Thursday, February 12, 2015

E911 In Iron County Michigan

On January 12, 2015, I was awakened by my
spouse, Gloria, in the small hours of the morning,
“I feel terrible. I need to go to the hospital, please
call for an ambulance,” she said.

I did. But it took a very long time for the ambulance
to arrive. Investigation disclosed that the one ambulance
on duty was engaged in the transport of a patient out
of the county, and another crew had to be awakened in
order to put another ambulance into service.

Is this what passes as acceptable in Iron County in 2015?

As far as I know, there are three ambulances attached
to Aspirus/Northstar Hospital here in Iron County. It
should be standard practice that as soon as the on
duty ambulance is assigned to transport duty, another
should immediately be placed in service, no? How can
we have a 911 service in Iron County and then leave
gaps in the emergency services coverage backing it
up? This is unacceptable!

On June 10, 1969, my wife at that time, Earline,
was enroute to her mother’s home in Georgia. She
was involved in an auto accident, of her own making,
and was ejected from the car (seat belts were not
standard issue as yet). The state police were on
scene fairly quickly, and a call was made to the
nearest hospital to dispatch an ambulance. The time
of day was approximately 2PM, just past lunch. Then
began a mad hunt for the ambulance driver who was
not on station and could not be found. He had the keys
to the ambulance in his pocket. It took more than an
hour to find him, drunk and passed out at a girlfriend’s
apartment, and another hour or so to sober him up to
drive because he was, according to reports, the only
one trained and insured to drive the rig.

In the meantime our three daughters, aged 6, 4, and
2 were in the car watching as their mother died
alongside the road. I was at work at Farmingdale,
New York, at the time.
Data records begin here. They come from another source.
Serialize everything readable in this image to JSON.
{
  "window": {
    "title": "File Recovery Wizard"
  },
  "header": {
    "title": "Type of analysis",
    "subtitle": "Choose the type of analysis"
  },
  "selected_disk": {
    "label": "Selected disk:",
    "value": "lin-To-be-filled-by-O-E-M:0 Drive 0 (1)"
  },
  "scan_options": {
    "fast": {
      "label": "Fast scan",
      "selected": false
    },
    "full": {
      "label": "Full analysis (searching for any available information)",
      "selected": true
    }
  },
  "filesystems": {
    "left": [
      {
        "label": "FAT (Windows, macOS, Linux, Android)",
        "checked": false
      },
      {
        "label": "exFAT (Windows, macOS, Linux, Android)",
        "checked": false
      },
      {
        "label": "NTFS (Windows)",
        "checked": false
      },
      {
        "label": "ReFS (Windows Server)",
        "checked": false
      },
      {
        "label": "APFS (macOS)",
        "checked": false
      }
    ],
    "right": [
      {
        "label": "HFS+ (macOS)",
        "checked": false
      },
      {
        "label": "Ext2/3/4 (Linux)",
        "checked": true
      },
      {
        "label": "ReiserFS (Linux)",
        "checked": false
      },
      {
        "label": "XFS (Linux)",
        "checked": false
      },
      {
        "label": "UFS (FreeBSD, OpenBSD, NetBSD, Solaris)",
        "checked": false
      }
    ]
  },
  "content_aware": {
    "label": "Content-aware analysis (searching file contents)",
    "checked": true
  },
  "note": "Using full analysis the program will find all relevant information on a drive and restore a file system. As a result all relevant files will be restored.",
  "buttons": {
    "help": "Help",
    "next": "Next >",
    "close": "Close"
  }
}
So North Carolina of 1969
meets Iron County, Michigan, 2015 in the inability to
provide speedy emergency services. Fortunately this
time no one died. But that’s a disaster waiting to
happen, and now you've been warned that the
problem exists.

While they were getting the crew assembled in
January 12, 2015, I asked the 911 dispatcher if
she couldn't send me a police car so I could have
help getting Gloria into the car so I could take her
to the hospital. No assistance ever came, and all the
time Gloria, on blood thinners for atrial fib, was (as
I suspected) bleeding internally. No thanks to an
ineffective emergency system that’s at work here
in Iron County, Gloria survived the ordeal and will
be coming home from rehab and recovering at
ICMCF tomorrow, 13 February. I have only nice
things to write about ICMCF. If Iron County can
get that service so right, the capacity is there to
repeat such success in other essential services. So
what's keeping you from it, Iron County Board?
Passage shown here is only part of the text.